As for mistakes, most of the ones I've seen are in Cisco IOS
configuration. I learned IOS the hard way, doing battle with
misconfigured firewalls. It's incredibly easy to do it wrong or
half-way when configured manually. There are lots of templates around
for initial configuration. I've been using (and abusing) Firewall
Builder:
http://fwbuilder.org
with the modules for various specific firewalls and systems.
As with nuclear treaties, the watch words are "trust, but verify"
which means that a firewall isn't considered functional until it
survives a series of exploit tests. The problem is that most firewall
tests that I've used are huge traffic generators and rather invasive.
Even NMap scans, at high speed, will cause a firewall to go comatose
for a few minutes. The result is that most firewalls are installed,
configured, and never tested. The first indication of a problem is an
intrusion. It's kinda like backups. Nobody does backups until AFTER
they have lost data. Nobody test firewalls until after they've been
proven porous or misconfigured. Even then, the testing is long,
tedious, and tends to generate large log files.

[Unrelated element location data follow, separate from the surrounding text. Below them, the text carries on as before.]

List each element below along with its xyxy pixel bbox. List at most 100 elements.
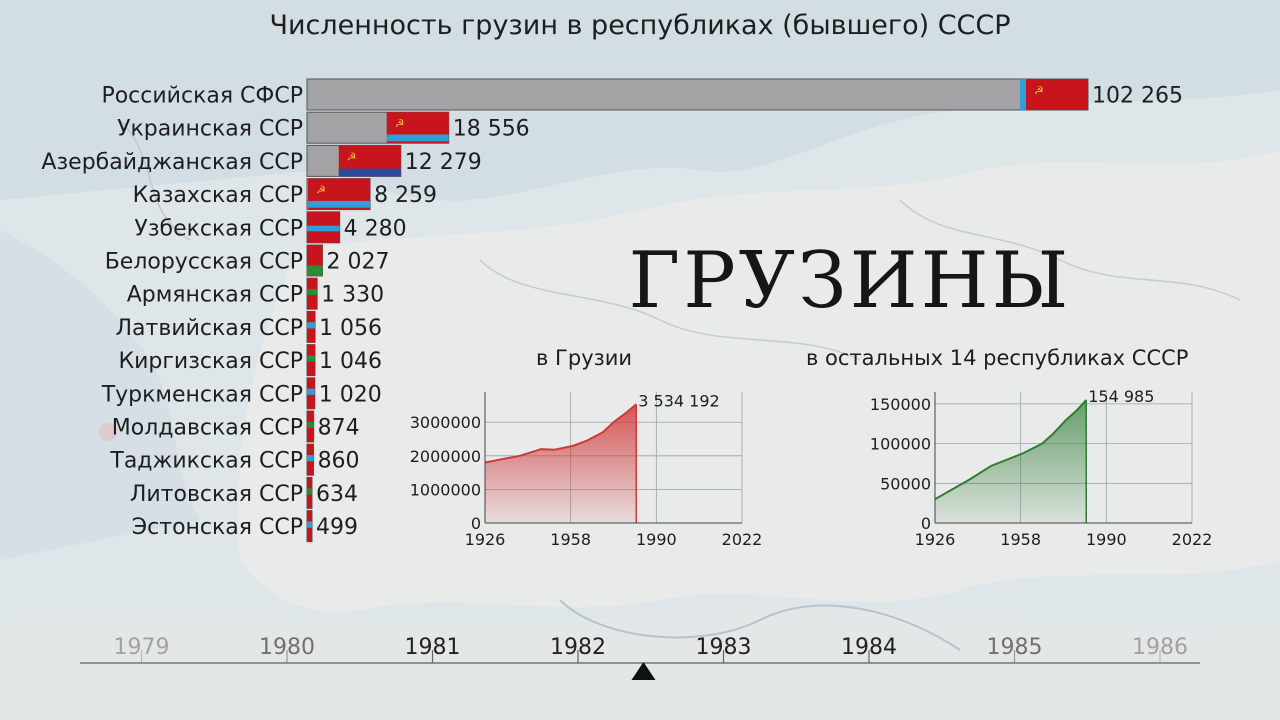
bar-flag-stripe: [386, 134, 449, 142]
area-line: [484, 403, 637, 464]
bar-group: Киргизская ССР 1 046: [118, 344, 382, 377]
mini-chart-title-georgia: в Грузии: [536, 346, 633, 370]
bar-flag-stripe: [307, 322, 316, 329]
area-fill: [485, 404, 637, 523]
bar-flag-stripe: [307, 488, 312, 495]
timeline-year-label[interactable]: 1982: [550, 635, 606, 660]
timeline-year-label[interactable]: 1983: [696, 635, 752, 660]
timeline-marker-icon[interactable]: [631, 662, 656, 680]
x-tick-label: 1990: [1086, 530, 1127, 549]
bar-flag: [1026, 79, 1088, 110]
category-label: Молдавская ССР: [112, 416, 303, 441]
bar-flag-stripe: [308, 200, 371, 208]
bar-flag-stripe: [307, 421, 314, 429]
category-label: Эстонская ССР: [132, 515, 303, 540]
area-line: [934, 399, 1087, 501]
category-label: Украинская ССР: [117, 117, 303, 142]
bar-group: Латвийская ССР 1 056: [116, 310, 382, 343]
y-tick-label: 100000: [870, 435, 931, 454]
hammer-sickle-icon: ☭: [316, 184, 326, 197]
area-chart-other-republics: 1926 1958 1990 2022 0 50000 100000 150000 154 98…: [870, 387, 1213, 549]
bar-group: Туркменская ССР 1 020: [101, 377, 382, 410]
y-tick-label: 0: [921, 514, 931, 533]
hammer-sickle-icon: ☭: [395, 117, 405, 130]
value-label: 102 265: [1092, 84, 1183, 109]
bar-group: Украинская ССР ☭ 18 556: [117, 111, 530, 144]
category-label: Узбекская ССР: [134, 216, 303, 241]
bar-group: Литовская ССР 634: [130, 476, 358, 509]
end-value-label: 3 534 192: [638, 391, 719, 410]
bar-flag-stripe: [307, 265, 323, 276]
area-fill: [935, 399, 1087, 523]
bar-flag-stripe: [307, 225, 340, 232]
bar-flag-stripe: [307, 289, 318, 296]
mini-chart-title-other-republics: в остальных 14 республиках СССР: [806, 346, 1189, 370]
bar-group: Таджикская ССР 860: [109, 443, 360, 476]
category-label: Киргизская ССР: [118, 349, 303, 374]
value-label: 2 027: [326, 250, 389, 275]
x-tick-label: 1990: [636, 530, 677, 549]
value-label: 1 056: [319, 316, 382, 341]
bar-flag-stripe: [307, 455, 314, 462]
category-label: Литовская ССР: [130, 482, 303, 507]
value-label: 499: [316, 515, 358, 540]
timeline[interactable]: 1979 1980 1981 1982 1983 1984 1985 1986: [0, 620, 1280, 720]
y-tick-label: 50000: [880, 474, 931, 493]
bar-flag-stripe: [338, 168, 401, 177]
x-tick-label: 1958: [550, 530, 591, 549]
bar-group: Казахская ССР ☭ 8 259: [133, 178, 437, 211]
bar-group: Российская СФСР ☭ 102 265: [101, 78, 1183, 111]
timeline-year-label[interactable]: 1979: [114, 635, 170, 660]
value-label: 12 279: [405, 150, 482, 175]
timeline-year-label[interactable]: 1984: [841, 635, 897, 660]
category-label: Латвийская ССР: [116, 316, 303, 341]
y-tick-label: 150000: [870, 395, 931, 414]
category-label: Таджикская ССР: [109, 449, 303, 474]
bar-flag-stripe: [307, 521, 312, 528]
x-tick-label: 1926: [465, 530, 506, 549]
category-label: Российская СФСР: [101, 84, 303, 109]
value-label: 18 556: [453, 117, 530, 142]
category-label: Армянская ССР: [127, 283, 303, 308]
bar-group: Армянская ССР 1 330: [127, 277, 384, 310]
hammer-sickle-icon: ☭: [347, 150, 357, 163]
value-label: 634: [316, 482, 358, 507]
area-chart-georgia: 1926 1958 1990 2022 0 1000000 2000000 3000000 3 …: [410, 391, 763, 549]
end-value-label: 154 985: [1088, 387, 1154, 406]
bar-group: Азербайджанская ССР ☭ 12 279: [41, 144, 482, 177]
value-label: 860: [318, 449, 360, 474]
timeline-year-label[interactable]: 1986: [1132, 635, 1188, 660]
value-label: 4 280: [344, 216, 407, 241]
category-label: Казахская ССР: [133, 183, 303, 208]
category-label: Туркменская ССР: [101, 382, 303, 407]
timeline-year-label[interactable]: 1985: [987, 635, 1043, 660]
bar-group: Молдавская ССР 874: [112, 410, 360, 443]
x-tick-label: 2022: [722, 530, 763, 549]
x-tick-label: 2022: [1172, 530, 1213, 549]
category-label: Азербайджанская ССР: [41, 150, 303, 175]
y-tick-label: 0: [471, 514, 481, 533]
bar: [306, 78, 1089, 111]
bar-group: Белорусская ССР 2 027: [105, 244, 389, 277]
x-tick-label: 1958: [1000, 530, 1041, 549]
y-tick-label: 3000000: [410, 413, 481, 432]
bar-chart: Российская СФСР ☭ 102 265 Украинская ССР ☭ 18…: [41, 78, 1183, 543]
y-tick-label: 2000000: [410, 447, 481, 466]
y-tick-label: 1000000: [410, 480, 481, 499]
value-label: 1 020: [319, 382, 382, 407]
chart-title: Численность грузин в республиках (бывшег…: [269, 10, 1011, 41]
category-label: Белорусская ССР: [105, 250, 303, 275]
bar-group: Узбекская ССР 4 280: [134, 211, 407, 244]
x-tick-label: 1926: [915, 530, 956, 549]
bar-flag-stripe: [307, 355, 315, 362]
timeline-year-label[interactable]: 1980: [259, 635, 315, 660]
bar-flag-stripe: [1020, 79, 1026, 110]
hammer-sickle-icon: ☭: [1034, 84, 1044, 97]
bar-flag-stripe: [307, 388, 315, 395]
bar-group: Эстонская ССР 499: [132, 510, 358, 543]
value-label: 874: [318, 416, 360, 441]
timeline-year-label[interactable]: 1981: [405, 635, 461, 660]
value-label: 8 259: [374, 183, 437, 208]
value-label: 1 330: [321, 283, 384, 308]
ethnic-group-heading: ГРУЗИНЫ: [628, 236, 1072, 326]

However, that's only half the problem. Firewalls are great for
preventing unauthorized intrusions from the internet. They do very
little for preventing leaking sensitive documents and information from
the client machines. If I can run a program on the client machine,
then I can use ftp, email, rcp, scp, or even http, to send something
to a designated recipient. Few of the firewalls do anything for this
problem.
At this time, my customers are more concerned with internal leaks,
than external intrusions. This is especially true of HIPAA
requirements. I've installed sniffers that look at the contents of
outgoing email for keywords and obvious internal documents. Anyone
sending an encrypted, compressed, or binary file is instantly tagged
as a problem. While testing the system, we caught an employee selling
customer lists delivered via email.
Incidentally, most (not all) of the personal Windoze firewalls have a
problem. All that's necessary to fool an outgoing filter is to rename
the rogue program the same as an authorized program. The firewall
doesn't know the difference.
http://grc.com/lt/leaktest.htm
ZoneAlarm does it right by encrypting the authorized program names,
but few of the others bother. Oh well.
Anyway, I can go on forever on the topic of security. Some of the
above is why I consider firewalls to be of marginal value, but still a
necessity. I require my customers to have them, and I monitor them as
time permits to make sure they're working. Real security means
reading LOTS of log files looking for suprises and anomalies. I'm
partial to dedicated security appliances and firewalls. The SCO
server has better things to do than carefully inspect every packet.